SCHULTZ, Kyle S. and NUSBAUM, Robert L., Geology and Environmental Geosciences, College of Charleston, 66 George St, Charleston, SC 29424,

The Charleston area was a phosphate mining district up until the early 20th century. The phosphorites themselves are largely uncharacterized. The phosphorites in this area range in color from light brown/tan to dark grey/black, herein referred to as Type 1 and Type 2, respectively. This study focuses on the origin and character of eight cobble to small boulder sized phosphorite nodules and rounded clasts collected from four younger Pleistocene fluvial sand locations.

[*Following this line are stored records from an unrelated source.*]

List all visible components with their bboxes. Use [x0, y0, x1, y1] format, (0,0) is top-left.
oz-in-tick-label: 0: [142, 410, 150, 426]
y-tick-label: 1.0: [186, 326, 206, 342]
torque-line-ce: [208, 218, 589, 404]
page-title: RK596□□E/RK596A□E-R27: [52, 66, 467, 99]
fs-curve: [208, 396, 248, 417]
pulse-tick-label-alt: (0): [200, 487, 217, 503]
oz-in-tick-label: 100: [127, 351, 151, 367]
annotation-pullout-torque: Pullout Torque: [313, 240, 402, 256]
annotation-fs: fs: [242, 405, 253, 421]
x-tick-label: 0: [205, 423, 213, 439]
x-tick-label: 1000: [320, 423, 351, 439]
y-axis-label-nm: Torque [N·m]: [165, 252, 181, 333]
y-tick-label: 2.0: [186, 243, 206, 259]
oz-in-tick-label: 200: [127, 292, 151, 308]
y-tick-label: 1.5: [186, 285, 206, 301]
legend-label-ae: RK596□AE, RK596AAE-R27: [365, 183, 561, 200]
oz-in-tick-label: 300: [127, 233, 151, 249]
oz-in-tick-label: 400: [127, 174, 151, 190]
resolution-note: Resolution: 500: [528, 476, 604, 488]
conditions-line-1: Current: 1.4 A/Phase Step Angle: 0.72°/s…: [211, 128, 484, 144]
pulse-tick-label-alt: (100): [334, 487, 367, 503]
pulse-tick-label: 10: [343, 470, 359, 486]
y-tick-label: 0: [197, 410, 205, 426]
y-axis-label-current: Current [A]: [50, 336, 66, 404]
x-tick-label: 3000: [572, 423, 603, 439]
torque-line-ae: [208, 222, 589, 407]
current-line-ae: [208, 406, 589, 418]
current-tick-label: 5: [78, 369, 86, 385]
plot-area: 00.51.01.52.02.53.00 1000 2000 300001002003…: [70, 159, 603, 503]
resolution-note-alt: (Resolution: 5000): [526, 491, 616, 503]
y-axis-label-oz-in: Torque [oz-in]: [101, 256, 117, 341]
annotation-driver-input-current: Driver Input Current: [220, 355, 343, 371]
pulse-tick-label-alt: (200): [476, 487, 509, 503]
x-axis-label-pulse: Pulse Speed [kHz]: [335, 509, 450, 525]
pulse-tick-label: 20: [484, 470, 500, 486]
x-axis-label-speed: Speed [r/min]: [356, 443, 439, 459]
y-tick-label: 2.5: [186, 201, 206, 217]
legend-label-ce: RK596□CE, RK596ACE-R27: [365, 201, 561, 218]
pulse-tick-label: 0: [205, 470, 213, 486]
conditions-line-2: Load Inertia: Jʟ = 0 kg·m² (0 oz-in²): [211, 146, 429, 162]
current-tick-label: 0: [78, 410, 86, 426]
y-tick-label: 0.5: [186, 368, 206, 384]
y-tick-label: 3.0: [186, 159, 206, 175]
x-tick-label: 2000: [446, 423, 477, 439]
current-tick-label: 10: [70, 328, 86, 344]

All phosphorites samples studied are cemented with cryptocrystalline dark phosphate identified as collophane. Type 1 samples displayed a higher content of clay-sized minerals and carbonates, while Type 2 samples were higher in silica with angular quartz clasts. While both shared similar fossil content, Type 2 phosphorite had fewer fossils and less carbonate. Semi-quantitative SEM chemical analyses were hindered by pervasive Ca-phosphate cement. Thus, the cement was removed with a 6-molar nitric acid treatment in order to analyze the residual mineral constituents. The results produced a number of accessory mineral constituents which proved to be useful for provenance analysis, including zircon, ilmenite, pyrite, hematite, monazite, and allanite. The presence of zircon, allanite, and possibly monazite suggest a granitic source rock for most samples. Abundant clay minerals identified using reflectance spectroscopy include kaolinite with minor kaolinite-smectite mixtures.

These samples indicate some reworking of originally marine phosphorite (Paleogene) with terrestrial input indicated by the angular clasts. The presence of zircon and allanite with monazite is consistent with granitic sources as well. The samples also display replacement of carbonate primarily with phosphate and in at least one case hematite, which is seen in the fossils.

Clay mineralogy, quartz and accessory minerals (e.g., zircon) are consistent with a Piedmont provenance, followed by multiple episodes of Ca-phosphate cementation. Based on our analyses, it appears that clasts in Type 1 and Type 2 phosphorite have slightly different histories, with greater terrestrial input for Type 2 samples.